Côté système, les éditions précédentes avaient des problèmes d’équilibrage, un trop grand nombre de compétences et certains combos qui rendaient les personnages quasiment invulnérables. Difficile de savoir si le nouveau système règle ces différents points sans l’avoir testé. Mais, si le système garde le même nom, il entre dans une autre dimension avec l’introduction de niveaux et la mise en place d’une économie de points de victoire. Si j’ai envie de tester le coffre à PV, je déteste par principe les systèmes à niveaux. Le système me semble plus complexe, un peu obèse, en tout cas, un peu à contre-courant de ce qui se pratique dans les jeux modernes.
L’évolution de l’univers est vraiment sympathique pour les vieux briscards, avec le mariage d’Alexius, l’acquisition d’Hargard et les différents événements relatés. On peut quand même regretter que la chronologie n’ait pas avancée un peu plus. Les nouvelles traductions sont un peu plus perturbantes : j’ai beaucoup de vieux suppléments en anglais et pour certaines factions, je dois connaître la vo et les deux traductions, durs à retenir pour un cinquantenaire. Le scénario est plaisant par l’introduction simple des relations entre différentes factions qui en fait un parfait scénario de démarrage. Mais bon, il ne casse pas trois pattes à un canard non plus.

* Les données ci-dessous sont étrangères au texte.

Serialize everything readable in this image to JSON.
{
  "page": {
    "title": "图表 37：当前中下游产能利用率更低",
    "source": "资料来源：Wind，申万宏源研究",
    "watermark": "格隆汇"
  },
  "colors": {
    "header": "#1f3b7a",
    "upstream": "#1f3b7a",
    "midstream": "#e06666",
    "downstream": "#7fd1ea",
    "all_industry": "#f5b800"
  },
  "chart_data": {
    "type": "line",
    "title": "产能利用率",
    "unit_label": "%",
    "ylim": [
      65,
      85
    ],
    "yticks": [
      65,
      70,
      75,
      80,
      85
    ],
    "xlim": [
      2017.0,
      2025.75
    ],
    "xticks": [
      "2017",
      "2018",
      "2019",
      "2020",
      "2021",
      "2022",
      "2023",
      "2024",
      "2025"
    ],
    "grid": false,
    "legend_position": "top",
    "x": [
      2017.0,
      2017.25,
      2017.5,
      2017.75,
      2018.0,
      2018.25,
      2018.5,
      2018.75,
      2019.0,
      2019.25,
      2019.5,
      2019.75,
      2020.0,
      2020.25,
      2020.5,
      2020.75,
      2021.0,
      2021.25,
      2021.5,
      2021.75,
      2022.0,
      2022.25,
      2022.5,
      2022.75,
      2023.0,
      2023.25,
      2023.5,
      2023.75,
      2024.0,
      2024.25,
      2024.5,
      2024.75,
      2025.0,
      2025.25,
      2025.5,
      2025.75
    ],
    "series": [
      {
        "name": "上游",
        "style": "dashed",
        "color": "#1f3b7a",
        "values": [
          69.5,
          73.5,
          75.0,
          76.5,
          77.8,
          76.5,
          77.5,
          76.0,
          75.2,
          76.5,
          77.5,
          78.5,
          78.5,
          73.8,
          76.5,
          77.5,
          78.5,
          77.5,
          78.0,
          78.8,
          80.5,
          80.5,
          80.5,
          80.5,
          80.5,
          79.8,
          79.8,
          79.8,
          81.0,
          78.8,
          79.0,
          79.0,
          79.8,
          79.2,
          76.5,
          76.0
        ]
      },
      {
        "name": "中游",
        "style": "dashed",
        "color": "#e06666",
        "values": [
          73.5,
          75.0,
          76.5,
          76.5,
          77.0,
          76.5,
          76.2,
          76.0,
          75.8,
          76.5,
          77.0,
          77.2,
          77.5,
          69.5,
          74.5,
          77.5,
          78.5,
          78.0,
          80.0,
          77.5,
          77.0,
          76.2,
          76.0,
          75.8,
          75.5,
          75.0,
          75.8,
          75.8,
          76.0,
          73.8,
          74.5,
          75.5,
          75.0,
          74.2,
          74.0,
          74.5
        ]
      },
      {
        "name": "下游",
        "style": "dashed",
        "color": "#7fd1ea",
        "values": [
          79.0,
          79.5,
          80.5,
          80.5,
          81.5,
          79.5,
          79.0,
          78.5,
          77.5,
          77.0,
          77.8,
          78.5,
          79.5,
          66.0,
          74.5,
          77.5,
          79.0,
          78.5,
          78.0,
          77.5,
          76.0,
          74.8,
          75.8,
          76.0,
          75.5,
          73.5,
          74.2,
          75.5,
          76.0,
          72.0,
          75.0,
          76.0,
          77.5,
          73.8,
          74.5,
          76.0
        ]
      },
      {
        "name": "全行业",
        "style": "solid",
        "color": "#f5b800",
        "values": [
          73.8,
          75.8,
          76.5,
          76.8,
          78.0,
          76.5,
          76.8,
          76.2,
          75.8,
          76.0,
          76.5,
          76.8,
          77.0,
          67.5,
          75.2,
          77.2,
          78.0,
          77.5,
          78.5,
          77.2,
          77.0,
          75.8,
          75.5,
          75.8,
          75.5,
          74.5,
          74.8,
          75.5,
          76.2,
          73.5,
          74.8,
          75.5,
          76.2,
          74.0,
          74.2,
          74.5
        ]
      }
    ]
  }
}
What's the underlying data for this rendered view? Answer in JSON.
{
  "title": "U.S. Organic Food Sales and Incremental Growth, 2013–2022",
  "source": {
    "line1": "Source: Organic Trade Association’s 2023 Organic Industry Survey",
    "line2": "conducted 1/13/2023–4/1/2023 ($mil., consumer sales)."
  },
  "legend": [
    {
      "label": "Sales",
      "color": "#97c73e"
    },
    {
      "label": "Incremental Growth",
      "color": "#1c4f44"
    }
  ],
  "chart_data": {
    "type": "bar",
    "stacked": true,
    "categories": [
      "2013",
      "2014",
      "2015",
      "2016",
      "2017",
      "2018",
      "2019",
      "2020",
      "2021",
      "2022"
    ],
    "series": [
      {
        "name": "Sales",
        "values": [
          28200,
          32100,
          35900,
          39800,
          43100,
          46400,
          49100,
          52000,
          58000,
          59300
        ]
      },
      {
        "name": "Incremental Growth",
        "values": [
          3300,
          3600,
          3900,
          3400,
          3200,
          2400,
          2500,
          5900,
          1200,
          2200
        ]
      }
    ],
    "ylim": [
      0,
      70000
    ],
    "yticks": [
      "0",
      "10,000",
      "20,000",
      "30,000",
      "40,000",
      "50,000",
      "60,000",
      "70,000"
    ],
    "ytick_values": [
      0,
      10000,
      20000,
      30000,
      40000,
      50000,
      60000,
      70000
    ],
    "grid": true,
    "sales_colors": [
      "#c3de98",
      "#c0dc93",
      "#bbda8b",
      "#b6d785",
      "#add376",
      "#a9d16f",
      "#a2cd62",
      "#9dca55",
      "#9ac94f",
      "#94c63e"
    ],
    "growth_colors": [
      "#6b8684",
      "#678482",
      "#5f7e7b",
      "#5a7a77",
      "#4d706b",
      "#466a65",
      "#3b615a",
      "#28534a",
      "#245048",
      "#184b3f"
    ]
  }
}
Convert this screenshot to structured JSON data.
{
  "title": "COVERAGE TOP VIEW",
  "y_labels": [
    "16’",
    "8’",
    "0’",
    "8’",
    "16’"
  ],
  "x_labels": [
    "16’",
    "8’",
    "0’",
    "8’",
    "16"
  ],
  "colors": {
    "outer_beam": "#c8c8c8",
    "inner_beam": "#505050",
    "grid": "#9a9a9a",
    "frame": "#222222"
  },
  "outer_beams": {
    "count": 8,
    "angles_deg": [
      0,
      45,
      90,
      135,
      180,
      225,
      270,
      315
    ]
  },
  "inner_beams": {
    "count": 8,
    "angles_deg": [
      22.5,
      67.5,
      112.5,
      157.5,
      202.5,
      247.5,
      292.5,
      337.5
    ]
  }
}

Au global, cette nouvelle édition de beaux bouquins, un nouveau système, un univers qui avance, un petit scénario sympathique mais pas révolutionnaire et beaucoup de blabla pour ceux qui découvrent l’univers. Malgré les quelques points qui me dérangent, j’utiliserai probablement cette nouvelle édition pour mes prochaines parties. Je n’ai pas encore lu ni même totalement acheté le reste de la gamme, mais je constate que la gamme vo ne semble pas se développer. J’en ferai un compte-rendu de lecture dans ce blog.